# Wilier Grand Tourismo or BMC Team machine



## Roubaixalltheway (Oct 19, 2006)

Looking to replace my 2007 S-Works Roubaix with a similar type frame but a little more overall snap. I'm looking at the Wilier Grand Tourismo and the BMC Team Machine. 

Any comments from owners? 

Thanks, George


----------



## Erion929 (Jun 10, 2010)

Looks-wise, I can vouch for the Wilier GT....looks sweet. Not a fan of the BMC look.

Here's a link on the GT, if you're researching...and, of course, there's a bunch of pics in the last bunch of pages of the "Calling All Wilier Owners" thread.

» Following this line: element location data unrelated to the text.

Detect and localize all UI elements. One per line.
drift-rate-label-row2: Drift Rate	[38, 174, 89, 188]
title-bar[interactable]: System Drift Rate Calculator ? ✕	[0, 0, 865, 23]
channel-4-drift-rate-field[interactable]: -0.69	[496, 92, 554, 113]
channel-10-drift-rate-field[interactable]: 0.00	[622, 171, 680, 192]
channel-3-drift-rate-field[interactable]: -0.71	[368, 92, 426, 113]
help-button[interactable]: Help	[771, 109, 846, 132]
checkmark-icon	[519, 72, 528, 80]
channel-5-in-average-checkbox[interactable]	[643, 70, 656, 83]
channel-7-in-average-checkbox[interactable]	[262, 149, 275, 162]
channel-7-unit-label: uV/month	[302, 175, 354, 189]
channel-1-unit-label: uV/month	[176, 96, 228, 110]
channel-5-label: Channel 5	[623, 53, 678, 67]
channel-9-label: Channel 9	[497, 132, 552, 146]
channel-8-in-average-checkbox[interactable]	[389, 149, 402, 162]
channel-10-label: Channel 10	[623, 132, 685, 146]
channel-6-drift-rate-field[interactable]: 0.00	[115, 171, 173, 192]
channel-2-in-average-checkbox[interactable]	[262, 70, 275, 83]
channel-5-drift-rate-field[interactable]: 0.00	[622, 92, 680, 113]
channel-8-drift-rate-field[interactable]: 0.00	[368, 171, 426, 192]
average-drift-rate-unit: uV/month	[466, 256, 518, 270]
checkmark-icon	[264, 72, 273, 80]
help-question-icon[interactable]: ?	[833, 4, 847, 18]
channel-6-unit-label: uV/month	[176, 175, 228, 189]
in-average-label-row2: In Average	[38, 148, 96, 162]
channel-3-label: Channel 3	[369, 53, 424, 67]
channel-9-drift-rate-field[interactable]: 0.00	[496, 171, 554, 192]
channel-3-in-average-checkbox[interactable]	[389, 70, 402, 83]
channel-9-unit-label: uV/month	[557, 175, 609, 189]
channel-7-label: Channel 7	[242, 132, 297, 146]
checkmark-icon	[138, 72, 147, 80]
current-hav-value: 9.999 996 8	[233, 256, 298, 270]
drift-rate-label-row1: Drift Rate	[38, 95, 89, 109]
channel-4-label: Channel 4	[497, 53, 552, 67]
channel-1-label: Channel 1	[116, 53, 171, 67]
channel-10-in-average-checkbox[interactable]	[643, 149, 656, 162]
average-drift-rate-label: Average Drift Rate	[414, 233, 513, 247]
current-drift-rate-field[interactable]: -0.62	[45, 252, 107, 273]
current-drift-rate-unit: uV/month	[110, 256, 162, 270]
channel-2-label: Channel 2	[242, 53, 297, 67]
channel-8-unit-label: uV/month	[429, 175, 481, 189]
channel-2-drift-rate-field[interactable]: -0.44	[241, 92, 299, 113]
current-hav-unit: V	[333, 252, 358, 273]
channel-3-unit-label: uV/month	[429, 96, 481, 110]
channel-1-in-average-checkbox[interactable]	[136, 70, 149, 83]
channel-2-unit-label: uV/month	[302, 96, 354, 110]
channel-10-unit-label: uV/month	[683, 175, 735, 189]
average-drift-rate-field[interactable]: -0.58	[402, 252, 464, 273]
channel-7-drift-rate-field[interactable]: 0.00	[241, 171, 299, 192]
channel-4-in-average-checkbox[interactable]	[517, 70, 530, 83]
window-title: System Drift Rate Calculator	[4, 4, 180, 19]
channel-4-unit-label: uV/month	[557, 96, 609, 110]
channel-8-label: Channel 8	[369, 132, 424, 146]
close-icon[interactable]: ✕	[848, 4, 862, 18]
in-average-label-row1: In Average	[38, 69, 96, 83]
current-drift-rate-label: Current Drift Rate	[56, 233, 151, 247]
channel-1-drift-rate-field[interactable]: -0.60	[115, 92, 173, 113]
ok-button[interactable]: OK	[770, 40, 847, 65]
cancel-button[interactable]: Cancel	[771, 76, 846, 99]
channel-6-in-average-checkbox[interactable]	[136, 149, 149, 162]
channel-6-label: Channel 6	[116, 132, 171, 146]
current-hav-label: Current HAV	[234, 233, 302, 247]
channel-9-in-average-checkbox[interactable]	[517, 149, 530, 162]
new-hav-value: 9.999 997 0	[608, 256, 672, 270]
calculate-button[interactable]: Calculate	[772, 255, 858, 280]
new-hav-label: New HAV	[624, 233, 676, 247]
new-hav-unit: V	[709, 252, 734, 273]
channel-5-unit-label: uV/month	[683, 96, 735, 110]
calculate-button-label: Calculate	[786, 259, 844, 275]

BIKE TESTS: WILIER GRAN TURISMO


----------



## jhamlin38 (Oct 29, 2005)

I'm not an owner, but both are very nice. I really like the geometry of the bmc, it feels good and steady. But the GT feels more "planted" and firm on the road. I'd say both have significantly more snap or liveliness to them than roubaix. On the other hand, the roubaix is incredibly plush. Too plush for my liking. 
It sounds like you want a race bike, with a far more refined ride. Specialized doesn't do it for me either. If the budget permits, Colnago or Look might be better candidates. Same with Parlee. The new cdale evo is equally refined and smooth,


----------



## Roubaixalltheway (Oct 19, 2006)

jhamlin38, thanks for the info. 

Think I'm close to pulling the trigger on the Wilier GT. You are correct, the Roubaix is too plush, and EVERYBODY seems to have one now, looking for something more unique and responsive, I'm not a racer, but would like a little more snap when the riding buddies decide its time for a sprint. What Colnago where your thinking of that would be similar to the GT?


----------



## Erion929 (Jun 10, 2010)

If you can find a Wilier Cento Uno in your budget, don't overlook that. If you need to keep costs down, you might find a 2010 or 2011 model around at sale pricing. It's a race-level bike, but very comfortable. Many people find it comfortable, enough to do centuries. I got lucky and fell into a Cento Uno SL, even though I was looking at the GT. It's a very smooth, buttery race bike. So happy with it!


----------



## Roubaixalltheway (Oct 19, 2006)

Erion929, thanks for the info, I'll give the Cento a look. I don't know too much about the Wilier's other than the GT and the crazy expensive Zero7.


----------